Flu is more dangerous for older adults
Seasonal flu affects individuals 65 or older much more than others, accounting for 70% to 85% of deaths from the disease and 50% to 70% of hospitalizations.
The immune system weakens as we age. While an older adult's body is busy fighting off flu, they might pick up a secondary infection such as a sinus or ear infection, or worse - pneumonia. Older adults are also more likely to have other health conditions that increase their risk of complications from flu.
People aged 65 years and older are at increased risk of serious illness, hospitalization, and death from flu.
An annual flu vaccine is the best way for your loved one to reduce their risk of flu and its potentially serious consequences. Even if your loved one does get sick with flu, a flu shot can make their illness less severe. Flu vaccination can:
Shorten the length of a flu hospital stay.
Reduce the risk of ICU admission from flu.
Reduce the risk of death from flu.
Chronic medical conditions also increase the risk of flu complications. Anyone with a chronic medical condition should get vaccinated, especially those living in nursing homes or other long-term care facilities. Examples of chronic conditions that can worsen flu complications are:
Lung disease (like asthma or COPD)
Brain or nervous system conditions
HIV or other immunocompromising conditions
Kidney or liver disease
Cancer or cancer treatment
Every year the CDC (and others) determines how well flu vaccines protect against flu. While vaccine effectiveness can vary, recent studies show that flu vaccination reduces the risk of morbidity (suffering) and mortality (death) from flu illness by 40% to 60% during seasons when flu vaccines match circulating flu viruses.
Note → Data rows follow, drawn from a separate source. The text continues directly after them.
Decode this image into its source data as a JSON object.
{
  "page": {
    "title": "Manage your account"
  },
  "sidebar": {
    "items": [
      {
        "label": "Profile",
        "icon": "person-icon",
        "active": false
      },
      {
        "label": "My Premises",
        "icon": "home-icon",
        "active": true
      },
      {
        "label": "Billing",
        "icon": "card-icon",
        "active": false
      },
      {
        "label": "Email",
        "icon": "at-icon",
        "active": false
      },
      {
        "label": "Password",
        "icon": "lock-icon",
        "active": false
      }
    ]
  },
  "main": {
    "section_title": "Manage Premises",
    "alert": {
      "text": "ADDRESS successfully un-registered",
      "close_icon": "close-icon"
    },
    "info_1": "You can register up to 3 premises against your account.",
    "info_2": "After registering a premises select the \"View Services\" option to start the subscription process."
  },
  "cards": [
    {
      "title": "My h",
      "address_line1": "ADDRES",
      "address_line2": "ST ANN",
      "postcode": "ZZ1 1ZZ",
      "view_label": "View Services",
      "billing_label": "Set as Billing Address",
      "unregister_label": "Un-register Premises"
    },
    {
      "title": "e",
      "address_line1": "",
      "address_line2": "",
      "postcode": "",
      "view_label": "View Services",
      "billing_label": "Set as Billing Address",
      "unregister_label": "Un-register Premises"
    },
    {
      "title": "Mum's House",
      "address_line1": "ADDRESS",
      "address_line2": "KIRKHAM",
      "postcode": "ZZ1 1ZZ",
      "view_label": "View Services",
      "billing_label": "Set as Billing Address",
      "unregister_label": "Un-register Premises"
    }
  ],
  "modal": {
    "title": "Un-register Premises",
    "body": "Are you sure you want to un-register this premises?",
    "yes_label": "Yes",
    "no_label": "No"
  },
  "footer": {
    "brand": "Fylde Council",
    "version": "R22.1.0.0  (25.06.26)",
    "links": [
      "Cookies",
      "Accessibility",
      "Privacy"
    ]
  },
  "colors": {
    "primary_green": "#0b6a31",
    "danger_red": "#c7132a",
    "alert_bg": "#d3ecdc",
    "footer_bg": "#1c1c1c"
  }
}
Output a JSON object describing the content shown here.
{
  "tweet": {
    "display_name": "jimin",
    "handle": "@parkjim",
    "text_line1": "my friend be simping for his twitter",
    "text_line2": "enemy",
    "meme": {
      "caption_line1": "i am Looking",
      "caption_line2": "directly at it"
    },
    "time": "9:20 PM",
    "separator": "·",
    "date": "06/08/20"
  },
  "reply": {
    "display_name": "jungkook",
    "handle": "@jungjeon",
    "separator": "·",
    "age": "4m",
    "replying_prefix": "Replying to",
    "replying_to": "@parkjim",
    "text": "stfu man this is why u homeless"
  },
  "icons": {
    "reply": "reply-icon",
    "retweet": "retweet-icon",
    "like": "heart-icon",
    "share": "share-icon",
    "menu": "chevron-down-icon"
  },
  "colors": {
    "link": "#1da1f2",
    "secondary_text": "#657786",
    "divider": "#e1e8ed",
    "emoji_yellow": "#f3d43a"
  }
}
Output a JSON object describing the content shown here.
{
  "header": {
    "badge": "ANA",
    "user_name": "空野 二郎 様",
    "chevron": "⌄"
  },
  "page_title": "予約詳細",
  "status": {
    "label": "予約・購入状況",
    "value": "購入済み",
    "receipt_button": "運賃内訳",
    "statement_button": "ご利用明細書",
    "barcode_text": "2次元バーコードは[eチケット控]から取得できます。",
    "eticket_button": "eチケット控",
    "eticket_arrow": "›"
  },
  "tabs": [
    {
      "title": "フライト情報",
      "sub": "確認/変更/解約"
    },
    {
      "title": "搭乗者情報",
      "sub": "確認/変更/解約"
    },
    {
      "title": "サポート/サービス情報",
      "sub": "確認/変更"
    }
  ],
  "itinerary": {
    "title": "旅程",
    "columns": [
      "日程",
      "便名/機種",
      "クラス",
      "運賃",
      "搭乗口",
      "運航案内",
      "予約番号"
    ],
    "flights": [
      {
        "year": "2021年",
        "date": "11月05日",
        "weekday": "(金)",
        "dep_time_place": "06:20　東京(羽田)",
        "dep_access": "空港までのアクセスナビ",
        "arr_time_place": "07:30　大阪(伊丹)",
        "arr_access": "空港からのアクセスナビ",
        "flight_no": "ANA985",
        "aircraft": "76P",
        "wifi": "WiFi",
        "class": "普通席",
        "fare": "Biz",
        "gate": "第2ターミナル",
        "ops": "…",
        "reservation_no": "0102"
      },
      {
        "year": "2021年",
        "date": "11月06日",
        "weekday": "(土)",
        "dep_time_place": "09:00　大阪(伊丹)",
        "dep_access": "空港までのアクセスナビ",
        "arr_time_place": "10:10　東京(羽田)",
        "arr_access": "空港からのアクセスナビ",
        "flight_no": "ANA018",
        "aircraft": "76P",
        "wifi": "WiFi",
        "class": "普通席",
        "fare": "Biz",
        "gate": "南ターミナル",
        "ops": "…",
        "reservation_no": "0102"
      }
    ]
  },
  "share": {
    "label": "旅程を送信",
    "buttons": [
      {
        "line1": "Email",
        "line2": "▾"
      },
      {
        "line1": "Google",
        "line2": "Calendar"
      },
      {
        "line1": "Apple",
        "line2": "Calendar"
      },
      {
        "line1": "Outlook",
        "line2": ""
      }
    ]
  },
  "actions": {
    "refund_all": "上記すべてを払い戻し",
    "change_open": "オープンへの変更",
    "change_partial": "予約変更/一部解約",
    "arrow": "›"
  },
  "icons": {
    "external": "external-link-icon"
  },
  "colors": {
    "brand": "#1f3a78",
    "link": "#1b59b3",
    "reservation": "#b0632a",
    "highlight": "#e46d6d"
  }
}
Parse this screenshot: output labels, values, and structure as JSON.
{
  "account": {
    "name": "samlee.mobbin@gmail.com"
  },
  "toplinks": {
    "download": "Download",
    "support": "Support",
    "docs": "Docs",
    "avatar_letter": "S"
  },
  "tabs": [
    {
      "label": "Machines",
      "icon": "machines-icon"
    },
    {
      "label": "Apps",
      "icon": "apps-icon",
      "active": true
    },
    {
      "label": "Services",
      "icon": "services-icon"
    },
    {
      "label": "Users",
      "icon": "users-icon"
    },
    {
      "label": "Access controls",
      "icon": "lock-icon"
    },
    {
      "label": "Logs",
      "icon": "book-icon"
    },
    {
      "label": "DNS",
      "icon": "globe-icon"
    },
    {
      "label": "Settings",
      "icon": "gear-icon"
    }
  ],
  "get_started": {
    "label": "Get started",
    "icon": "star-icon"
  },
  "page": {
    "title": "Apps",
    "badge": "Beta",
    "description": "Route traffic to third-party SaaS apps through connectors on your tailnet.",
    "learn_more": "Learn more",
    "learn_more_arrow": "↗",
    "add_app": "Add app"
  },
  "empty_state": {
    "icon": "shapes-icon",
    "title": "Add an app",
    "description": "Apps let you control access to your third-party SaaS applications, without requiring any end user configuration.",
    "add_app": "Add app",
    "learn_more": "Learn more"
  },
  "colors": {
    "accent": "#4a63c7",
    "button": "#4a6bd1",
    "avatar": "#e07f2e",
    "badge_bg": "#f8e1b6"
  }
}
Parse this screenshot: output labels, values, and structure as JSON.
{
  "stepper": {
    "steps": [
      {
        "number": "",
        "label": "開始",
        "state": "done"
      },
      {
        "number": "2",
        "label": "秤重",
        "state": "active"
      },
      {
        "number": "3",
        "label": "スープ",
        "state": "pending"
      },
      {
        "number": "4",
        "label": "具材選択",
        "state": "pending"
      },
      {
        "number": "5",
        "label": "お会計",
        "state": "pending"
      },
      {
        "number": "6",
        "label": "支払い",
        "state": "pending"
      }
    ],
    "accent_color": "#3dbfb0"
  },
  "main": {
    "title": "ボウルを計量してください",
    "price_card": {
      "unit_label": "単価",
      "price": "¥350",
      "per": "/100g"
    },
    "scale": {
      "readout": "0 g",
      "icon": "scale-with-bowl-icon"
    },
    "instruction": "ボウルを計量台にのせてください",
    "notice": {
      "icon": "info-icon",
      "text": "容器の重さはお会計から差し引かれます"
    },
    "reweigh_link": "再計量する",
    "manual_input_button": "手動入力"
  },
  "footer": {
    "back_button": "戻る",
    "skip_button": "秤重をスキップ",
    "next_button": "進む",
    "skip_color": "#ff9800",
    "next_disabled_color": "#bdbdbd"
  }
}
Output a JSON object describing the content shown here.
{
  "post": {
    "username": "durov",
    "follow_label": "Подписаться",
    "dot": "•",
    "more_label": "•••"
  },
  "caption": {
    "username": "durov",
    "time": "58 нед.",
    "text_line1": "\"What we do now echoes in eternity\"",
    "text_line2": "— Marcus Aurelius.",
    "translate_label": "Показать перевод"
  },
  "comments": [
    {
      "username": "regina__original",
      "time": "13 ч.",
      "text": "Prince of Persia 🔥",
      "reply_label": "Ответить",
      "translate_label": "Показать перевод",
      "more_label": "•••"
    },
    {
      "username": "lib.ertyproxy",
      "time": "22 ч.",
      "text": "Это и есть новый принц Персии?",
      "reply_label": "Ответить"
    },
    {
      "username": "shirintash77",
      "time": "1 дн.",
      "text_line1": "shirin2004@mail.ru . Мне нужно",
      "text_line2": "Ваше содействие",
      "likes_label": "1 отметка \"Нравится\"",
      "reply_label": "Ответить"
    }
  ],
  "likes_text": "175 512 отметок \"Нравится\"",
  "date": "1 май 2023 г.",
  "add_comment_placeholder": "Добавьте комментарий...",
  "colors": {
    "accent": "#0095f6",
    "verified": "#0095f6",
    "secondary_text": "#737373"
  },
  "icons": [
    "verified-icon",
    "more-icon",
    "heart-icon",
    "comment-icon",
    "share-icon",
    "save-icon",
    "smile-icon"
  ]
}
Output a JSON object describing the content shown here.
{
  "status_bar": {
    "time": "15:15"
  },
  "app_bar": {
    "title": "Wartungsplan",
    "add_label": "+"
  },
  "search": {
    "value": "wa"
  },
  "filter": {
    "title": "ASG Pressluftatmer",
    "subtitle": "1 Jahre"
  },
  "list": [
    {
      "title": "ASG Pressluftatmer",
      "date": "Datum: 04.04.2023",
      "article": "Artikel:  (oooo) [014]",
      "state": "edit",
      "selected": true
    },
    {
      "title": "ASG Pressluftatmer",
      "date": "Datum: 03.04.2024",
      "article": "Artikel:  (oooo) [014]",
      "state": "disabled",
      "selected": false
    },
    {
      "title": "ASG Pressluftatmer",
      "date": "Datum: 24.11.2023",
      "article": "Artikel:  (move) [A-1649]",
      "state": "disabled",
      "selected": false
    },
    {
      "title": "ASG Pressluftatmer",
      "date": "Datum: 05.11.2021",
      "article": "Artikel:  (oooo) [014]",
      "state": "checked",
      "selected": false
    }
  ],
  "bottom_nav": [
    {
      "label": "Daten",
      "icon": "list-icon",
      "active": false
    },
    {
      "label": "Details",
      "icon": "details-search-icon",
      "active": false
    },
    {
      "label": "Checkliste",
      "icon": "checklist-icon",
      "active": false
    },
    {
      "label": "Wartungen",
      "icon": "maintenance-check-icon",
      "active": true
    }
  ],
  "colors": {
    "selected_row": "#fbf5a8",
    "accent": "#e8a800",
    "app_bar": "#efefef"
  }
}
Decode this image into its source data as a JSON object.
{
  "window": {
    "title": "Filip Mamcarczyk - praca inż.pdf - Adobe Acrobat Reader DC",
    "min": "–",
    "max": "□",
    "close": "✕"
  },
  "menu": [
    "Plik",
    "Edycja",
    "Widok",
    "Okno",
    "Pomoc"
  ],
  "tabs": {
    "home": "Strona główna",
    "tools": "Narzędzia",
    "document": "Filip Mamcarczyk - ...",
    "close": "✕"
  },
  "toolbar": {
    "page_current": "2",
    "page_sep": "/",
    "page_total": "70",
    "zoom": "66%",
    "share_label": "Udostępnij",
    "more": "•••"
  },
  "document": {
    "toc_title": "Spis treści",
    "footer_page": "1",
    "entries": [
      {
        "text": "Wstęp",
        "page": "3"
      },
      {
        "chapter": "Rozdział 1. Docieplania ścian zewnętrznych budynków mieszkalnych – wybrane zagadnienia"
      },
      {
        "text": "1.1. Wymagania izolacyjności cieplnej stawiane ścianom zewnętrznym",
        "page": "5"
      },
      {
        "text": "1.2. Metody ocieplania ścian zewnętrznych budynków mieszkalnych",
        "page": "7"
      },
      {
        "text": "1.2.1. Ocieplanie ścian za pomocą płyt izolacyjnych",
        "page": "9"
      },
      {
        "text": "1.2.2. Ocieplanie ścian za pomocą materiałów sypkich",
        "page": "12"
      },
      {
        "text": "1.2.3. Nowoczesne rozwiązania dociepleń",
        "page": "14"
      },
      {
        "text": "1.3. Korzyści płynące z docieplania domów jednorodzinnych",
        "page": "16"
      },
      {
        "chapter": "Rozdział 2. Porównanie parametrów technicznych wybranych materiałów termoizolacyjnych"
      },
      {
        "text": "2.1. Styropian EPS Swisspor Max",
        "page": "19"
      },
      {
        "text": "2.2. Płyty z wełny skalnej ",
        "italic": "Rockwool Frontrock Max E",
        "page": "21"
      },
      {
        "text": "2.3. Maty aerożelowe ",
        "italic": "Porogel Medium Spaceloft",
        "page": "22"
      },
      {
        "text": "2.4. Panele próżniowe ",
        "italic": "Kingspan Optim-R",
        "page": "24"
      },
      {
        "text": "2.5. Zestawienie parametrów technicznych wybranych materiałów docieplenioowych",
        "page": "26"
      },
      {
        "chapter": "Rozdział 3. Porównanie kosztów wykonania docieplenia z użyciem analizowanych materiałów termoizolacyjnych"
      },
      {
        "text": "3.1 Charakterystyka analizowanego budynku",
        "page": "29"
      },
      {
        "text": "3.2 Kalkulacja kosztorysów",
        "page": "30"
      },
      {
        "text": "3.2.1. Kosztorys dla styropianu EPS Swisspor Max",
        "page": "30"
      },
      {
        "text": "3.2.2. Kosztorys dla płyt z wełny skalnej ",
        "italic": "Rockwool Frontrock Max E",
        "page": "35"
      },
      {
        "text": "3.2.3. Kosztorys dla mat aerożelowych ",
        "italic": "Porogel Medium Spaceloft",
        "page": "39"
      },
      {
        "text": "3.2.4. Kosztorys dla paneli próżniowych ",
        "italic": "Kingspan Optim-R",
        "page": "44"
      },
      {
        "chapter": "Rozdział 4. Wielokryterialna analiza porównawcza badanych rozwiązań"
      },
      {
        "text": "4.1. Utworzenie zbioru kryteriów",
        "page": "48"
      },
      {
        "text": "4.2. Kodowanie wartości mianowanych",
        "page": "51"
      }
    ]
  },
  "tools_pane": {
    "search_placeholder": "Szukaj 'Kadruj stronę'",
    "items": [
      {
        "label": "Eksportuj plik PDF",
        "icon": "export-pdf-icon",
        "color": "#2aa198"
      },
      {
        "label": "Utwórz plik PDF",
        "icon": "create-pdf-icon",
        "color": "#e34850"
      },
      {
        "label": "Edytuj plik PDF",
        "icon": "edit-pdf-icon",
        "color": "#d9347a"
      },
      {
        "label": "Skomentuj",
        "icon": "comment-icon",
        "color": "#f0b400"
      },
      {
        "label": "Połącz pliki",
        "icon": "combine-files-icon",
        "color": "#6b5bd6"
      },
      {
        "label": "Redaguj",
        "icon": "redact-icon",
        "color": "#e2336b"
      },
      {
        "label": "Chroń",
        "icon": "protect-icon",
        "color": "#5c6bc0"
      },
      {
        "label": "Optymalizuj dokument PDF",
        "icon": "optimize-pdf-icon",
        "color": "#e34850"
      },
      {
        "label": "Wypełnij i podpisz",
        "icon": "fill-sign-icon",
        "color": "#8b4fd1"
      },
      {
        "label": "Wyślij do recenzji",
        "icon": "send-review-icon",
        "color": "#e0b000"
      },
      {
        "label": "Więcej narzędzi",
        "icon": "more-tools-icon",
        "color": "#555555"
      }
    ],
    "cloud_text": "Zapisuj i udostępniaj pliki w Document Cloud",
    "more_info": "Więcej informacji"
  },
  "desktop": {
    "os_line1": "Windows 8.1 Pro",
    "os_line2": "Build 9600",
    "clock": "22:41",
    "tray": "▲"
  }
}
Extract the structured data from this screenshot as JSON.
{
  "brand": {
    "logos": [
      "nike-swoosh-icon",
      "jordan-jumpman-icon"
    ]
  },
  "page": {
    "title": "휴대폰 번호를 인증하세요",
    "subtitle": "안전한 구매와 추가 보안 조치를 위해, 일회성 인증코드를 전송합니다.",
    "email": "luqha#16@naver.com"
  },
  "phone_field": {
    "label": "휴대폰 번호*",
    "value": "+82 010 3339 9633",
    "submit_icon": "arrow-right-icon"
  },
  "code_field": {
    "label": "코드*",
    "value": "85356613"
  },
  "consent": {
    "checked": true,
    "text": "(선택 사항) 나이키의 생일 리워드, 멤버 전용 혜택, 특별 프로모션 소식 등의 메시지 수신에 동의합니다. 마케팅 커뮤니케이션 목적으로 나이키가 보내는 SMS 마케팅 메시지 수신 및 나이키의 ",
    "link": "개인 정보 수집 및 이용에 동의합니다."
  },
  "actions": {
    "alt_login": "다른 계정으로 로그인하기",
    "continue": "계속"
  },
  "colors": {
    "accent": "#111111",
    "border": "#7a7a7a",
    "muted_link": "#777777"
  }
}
It has also been recommended that adults 65 and older receive a higher dose of adjuvanted flu vaccine versus a standard dose of unadjuvanted flu vaccine.
Fluzone High-Dose Quadrivalent (inactivated influenza vaccine [IIV4-HD])
Flublok Quadrivalent (recombinant influenza vaccine [RIV4])
Fluad Quadrivalent (adjuvanted inactivated influenza vaccine quadrivalent [aIIV4]
If high-dose or adjuvanted vaccines aren’t available, however, a standard seasonal influenza vaccine is still highly recommended.
Despite the many benefits offered by flu vaccination, only about half of Americans get an annual flu vaccine. During an average flu season, flu can cause millions of illnesses, hundreds of thousands of hospitalizations, and tens of thousands of deaths. Many more people could be protected from the flu if more people got vaccinated.
Flu vaccination myth
The flu vaccine cannot give someone the flu. It also does not increase the risk of COVID-19. The development of flu-like symptoms following flu vaccination can happen for a few reasons:
The person is already sick with flu (or other illness) but not showing symptoms
Coincidence - catching flu before the vaccine takes full effect (about 2 weeks from injection)
Mismatched flu vaccine and flu viruses (the vaccine is less effective that year)
Catching other illnesses that look like flu but aren't
Stop the spread
The single best way to prevent flu is frequent handwashing, staying hydrated and eating well, and avoiding people who are sick.
The single best way to reduce the risk of flu and possibly serious complications is to get the flu shot every year.
A note for you, the caregiver: Younger populations that do not get vaccinated increase the likelihood of circulating flu viruses, and thus secondary exposure for older adults. You should get your flu shot, as well!